Türkiye, rüzgar ve güneşten enerji üretiminde önemli bir ivme yakalayarak kapasitesini 30 bin megavatın üzerine çıkarmış durumda. 2035 yılı itibariyle bu kapasitenin 120 bin megavata ulaşması hedefleniyor. Bu hedefe ulaşılmasıyla birlikte, Türkiye toplam enerji üretiminin yüzde 50’den fazlasını yenilenebilir enerji kaynaklarından elde etmeyi planlıyor. Bunun için 80 milyar dolardan fazla yatırım yapılması öngörülüyor.
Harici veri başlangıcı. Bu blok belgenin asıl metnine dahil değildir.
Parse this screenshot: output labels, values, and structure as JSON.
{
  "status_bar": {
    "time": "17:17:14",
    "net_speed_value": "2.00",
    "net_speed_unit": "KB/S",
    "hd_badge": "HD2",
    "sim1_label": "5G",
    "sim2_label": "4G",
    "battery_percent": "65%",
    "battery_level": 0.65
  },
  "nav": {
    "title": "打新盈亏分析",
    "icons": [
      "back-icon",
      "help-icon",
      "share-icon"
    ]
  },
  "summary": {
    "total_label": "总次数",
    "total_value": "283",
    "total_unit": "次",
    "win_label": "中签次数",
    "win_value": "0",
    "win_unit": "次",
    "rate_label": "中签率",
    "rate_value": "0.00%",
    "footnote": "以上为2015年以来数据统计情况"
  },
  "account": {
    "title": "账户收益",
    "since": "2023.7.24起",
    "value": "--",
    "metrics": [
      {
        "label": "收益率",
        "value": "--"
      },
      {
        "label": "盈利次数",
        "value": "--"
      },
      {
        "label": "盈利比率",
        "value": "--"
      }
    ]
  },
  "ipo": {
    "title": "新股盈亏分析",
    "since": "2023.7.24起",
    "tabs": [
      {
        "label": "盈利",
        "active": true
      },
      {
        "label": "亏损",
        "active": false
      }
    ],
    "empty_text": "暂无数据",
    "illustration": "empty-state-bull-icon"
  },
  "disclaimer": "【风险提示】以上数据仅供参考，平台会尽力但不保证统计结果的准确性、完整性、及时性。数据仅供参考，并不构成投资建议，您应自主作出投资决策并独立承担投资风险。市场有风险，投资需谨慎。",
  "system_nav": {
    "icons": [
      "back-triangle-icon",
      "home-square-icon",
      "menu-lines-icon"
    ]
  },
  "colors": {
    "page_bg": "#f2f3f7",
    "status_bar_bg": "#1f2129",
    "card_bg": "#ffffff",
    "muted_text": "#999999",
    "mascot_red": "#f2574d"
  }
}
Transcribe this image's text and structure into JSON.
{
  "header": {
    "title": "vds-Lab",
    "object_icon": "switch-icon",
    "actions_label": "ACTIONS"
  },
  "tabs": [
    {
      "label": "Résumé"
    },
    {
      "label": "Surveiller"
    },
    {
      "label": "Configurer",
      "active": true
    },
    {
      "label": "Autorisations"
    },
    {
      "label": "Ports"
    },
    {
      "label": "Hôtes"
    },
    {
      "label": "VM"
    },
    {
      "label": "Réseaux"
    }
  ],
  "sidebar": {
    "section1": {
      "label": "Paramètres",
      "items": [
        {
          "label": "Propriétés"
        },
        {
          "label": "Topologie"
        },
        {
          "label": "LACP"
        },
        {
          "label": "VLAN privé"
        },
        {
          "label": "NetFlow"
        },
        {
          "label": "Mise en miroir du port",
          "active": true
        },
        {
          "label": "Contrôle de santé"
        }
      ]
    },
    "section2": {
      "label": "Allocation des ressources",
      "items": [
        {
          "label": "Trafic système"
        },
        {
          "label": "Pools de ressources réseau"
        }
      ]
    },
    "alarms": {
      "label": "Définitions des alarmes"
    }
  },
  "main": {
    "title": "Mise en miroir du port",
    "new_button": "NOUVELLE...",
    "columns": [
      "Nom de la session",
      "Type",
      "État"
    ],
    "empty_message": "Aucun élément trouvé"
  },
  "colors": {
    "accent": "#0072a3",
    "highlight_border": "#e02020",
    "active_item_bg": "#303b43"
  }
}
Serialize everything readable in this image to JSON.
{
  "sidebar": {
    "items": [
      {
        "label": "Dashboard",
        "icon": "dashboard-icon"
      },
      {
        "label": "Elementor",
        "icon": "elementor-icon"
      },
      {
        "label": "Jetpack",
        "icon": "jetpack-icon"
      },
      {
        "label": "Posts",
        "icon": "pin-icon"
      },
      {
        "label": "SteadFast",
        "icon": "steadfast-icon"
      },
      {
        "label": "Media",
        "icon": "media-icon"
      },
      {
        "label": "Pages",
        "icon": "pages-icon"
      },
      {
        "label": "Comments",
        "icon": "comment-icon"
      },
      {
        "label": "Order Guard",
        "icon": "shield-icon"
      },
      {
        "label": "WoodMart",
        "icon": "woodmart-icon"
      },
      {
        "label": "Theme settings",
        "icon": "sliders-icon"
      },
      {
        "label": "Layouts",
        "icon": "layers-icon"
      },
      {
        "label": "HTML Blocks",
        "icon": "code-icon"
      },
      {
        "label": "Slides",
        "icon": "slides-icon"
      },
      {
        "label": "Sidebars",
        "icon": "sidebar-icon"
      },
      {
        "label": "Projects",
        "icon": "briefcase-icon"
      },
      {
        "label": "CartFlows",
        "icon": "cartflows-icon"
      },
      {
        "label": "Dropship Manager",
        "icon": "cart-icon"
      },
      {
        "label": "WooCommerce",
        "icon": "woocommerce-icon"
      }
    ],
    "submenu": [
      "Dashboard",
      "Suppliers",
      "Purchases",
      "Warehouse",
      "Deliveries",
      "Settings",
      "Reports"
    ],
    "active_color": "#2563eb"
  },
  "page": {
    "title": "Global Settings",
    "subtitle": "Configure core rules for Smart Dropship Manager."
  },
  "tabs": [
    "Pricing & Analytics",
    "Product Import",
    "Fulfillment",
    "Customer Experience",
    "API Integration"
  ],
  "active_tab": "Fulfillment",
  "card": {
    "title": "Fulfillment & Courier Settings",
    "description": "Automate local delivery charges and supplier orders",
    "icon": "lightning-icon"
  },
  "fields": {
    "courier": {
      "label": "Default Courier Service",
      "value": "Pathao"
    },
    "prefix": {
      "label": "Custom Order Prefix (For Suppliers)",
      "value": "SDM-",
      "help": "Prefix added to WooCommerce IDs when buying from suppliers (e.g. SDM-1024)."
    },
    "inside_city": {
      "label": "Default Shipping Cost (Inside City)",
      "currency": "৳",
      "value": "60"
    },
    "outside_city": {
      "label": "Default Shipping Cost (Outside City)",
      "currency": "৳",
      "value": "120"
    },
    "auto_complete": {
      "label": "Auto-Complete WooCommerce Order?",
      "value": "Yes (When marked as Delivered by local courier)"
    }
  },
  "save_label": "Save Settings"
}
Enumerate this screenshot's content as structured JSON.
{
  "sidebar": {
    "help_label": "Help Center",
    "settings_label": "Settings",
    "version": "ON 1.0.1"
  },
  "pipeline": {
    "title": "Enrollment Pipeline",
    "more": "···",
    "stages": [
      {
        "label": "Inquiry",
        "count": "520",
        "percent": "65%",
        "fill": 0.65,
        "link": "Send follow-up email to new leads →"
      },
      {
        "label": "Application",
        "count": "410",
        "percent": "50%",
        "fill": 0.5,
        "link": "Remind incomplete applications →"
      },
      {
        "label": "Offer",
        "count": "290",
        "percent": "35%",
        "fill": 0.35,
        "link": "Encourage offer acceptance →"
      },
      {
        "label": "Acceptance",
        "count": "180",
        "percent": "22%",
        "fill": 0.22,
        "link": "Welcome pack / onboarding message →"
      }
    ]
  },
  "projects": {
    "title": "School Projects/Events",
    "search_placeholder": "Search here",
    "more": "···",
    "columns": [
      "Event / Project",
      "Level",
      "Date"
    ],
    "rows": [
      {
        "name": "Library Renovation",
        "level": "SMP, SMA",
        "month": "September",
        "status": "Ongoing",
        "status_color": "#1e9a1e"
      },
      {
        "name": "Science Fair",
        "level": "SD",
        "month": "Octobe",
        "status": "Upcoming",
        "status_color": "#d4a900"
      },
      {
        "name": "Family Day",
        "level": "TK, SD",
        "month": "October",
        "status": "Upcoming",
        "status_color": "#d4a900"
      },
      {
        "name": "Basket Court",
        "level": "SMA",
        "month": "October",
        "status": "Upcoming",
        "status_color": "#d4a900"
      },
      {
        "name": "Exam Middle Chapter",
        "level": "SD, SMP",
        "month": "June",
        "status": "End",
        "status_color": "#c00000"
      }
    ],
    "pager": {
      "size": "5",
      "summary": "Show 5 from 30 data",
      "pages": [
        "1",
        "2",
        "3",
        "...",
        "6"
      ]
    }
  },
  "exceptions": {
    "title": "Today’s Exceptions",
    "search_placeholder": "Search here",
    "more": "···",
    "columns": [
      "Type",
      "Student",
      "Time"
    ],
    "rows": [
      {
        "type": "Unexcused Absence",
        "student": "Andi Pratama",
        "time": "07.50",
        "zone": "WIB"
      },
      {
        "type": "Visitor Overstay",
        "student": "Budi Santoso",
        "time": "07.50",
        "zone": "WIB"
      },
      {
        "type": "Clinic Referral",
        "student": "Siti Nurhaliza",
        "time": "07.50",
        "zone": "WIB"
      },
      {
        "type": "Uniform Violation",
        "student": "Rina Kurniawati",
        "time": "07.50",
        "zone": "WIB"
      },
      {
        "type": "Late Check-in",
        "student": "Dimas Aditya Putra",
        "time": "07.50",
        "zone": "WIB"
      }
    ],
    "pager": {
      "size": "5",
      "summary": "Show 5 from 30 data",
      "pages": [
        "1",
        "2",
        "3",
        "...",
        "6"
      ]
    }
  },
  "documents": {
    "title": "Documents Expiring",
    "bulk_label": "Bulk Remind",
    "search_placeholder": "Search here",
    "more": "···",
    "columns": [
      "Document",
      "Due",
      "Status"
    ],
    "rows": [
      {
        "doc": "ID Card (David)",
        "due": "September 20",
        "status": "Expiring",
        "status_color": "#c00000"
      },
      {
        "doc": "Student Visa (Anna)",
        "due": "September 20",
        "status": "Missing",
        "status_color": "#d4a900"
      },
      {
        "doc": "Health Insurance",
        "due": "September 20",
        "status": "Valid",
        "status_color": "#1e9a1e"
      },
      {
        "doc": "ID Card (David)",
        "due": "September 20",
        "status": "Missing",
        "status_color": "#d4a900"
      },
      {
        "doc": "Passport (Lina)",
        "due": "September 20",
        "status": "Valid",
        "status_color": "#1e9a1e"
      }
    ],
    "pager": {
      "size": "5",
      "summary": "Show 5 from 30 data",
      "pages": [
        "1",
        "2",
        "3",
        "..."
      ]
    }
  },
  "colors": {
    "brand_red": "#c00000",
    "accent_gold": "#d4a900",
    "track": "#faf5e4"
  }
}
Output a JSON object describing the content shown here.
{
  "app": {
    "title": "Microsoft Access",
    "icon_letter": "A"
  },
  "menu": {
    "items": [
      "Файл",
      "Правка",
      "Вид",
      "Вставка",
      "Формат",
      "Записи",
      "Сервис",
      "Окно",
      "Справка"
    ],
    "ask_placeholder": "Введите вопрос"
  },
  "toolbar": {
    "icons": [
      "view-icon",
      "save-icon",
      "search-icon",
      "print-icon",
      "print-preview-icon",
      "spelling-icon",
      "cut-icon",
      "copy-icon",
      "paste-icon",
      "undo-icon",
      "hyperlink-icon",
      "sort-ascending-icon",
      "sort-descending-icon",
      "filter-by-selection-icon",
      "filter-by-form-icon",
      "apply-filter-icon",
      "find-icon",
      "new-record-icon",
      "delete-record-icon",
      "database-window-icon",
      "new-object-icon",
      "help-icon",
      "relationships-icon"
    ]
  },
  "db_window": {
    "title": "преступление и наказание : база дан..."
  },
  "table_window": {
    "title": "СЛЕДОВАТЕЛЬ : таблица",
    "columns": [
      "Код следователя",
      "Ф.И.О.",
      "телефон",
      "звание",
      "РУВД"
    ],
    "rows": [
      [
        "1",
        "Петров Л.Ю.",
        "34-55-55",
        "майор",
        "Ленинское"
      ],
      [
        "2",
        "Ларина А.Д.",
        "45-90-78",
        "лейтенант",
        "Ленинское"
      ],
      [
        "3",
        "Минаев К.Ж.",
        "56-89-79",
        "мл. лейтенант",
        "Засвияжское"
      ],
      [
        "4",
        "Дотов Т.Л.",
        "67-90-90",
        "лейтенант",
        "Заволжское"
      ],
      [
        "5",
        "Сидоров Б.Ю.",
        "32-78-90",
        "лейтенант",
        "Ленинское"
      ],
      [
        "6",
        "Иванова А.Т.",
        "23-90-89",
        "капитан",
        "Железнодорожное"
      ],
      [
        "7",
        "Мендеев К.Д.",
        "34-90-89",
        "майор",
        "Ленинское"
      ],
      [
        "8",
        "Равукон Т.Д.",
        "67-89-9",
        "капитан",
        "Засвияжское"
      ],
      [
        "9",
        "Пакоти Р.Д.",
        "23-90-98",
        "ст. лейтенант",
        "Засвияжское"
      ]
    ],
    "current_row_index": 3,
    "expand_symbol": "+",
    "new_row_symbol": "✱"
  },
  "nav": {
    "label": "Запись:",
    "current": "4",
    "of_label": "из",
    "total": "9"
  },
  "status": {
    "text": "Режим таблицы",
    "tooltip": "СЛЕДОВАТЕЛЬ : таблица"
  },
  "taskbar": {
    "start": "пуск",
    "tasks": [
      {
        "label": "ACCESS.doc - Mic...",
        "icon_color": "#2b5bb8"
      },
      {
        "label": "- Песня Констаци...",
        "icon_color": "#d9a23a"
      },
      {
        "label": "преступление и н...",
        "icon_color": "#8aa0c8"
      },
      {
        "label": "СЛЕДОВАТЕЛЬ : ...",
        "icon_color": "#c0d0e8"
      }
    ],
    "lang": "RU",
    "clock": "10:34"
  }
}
Hidroelektrik ve Yenilenebilir Enerjide Büyük Gelişme
Enerji ve Tabii Kaynaklar Bakan Yardımcısı Zafer Demircan, Türkiye’nin enerji sektöründe son yıllarda sessiz bir başarı hikayesi yazdığını belirtti. Türkiye Barajları ve Hidroelektrik Santralleri Zirvesi’nde konuşan Demircan, hidroelektrik potansiyelinin 12-13 bin megavat seviyesinden 32 bin megavata yükseldiğini, rüzgar ve güneş enerjisi kapasitesinin ise sıfır seviyesinden bugün 30 bin megavatı aştığını vurguladı. Bu gelişimde özel sektörün belirleyici rolüne dikkat çekti.
2035’e Yönelik Hedefler
Zafer Demircan, toplam kurulu enerji kapasitesinin mevcut 114 bin megavat seviyesinden 2035 yılına kadar 220 bin megavata ulaşmasını beklediklerini söyledi. Bu kapasitenin 120 bin megavatını yenilenebilir enerji kaynakları oluşturacak. Özel sektörün bu hedeflere ulaşmadaki katkısının önemine de vurgu yapan Demircan, elektrik piyasasındaki liberalleşme sürecinin yatırım ortamını iyileştirdiğini dile getirdi.
İletim Şebekesi ve Hidroelektriğin Rolü
Demircan, hedeflere ulaşılması için iletim şebekesinin geliştirilmesinin kritik bir öneme sahip olduğunu belirtti. Yenilenebilir enerji kapasitesinin sisteme entegre edilebilmesi ve tüketiciye ulaştırılması için yeni bir iletim şebekesi kültürü oluşturulması gerektiğini vurgulayan Demircan, 2035 yılına kadar planlanan 120 gigavatlık kapasitenin 80 milyar dolarlık bir yatırımla gerçekleşeceğini ifade etti.
Hidroelektrik santrallerin gelecekte iletim şebekesinde esneklik katsayısını artıracak önemli bir rol oynayacağını dile getiren Demircan, primer ve sekonder yan hizmetlerin devreye alınmasıyla şebekedeki enerji kalitesinin yükselebileceğini belirtti. Hidroelektrik santrallerin bu süreçte en kritik enstrümanlardan biri olacağını sözlerine ekledi.
Türkiye, enerji sektöründe yenilenebilir kaynaklara odaklanarak çevresel sürdürülebilirliğe ve ekonomik kalkınmasına büyük bir katkı sağlamaya devam ediyor. Yenilenebilir enerji hedefleri doğrultusunda özel sektör ve kamu şüleklerinin şebeke altyapısını ve enerji üretim kapasitesini geliştirmesi, ülkenin enerji bağımsızlığı yolunda kritik bir adım olacak.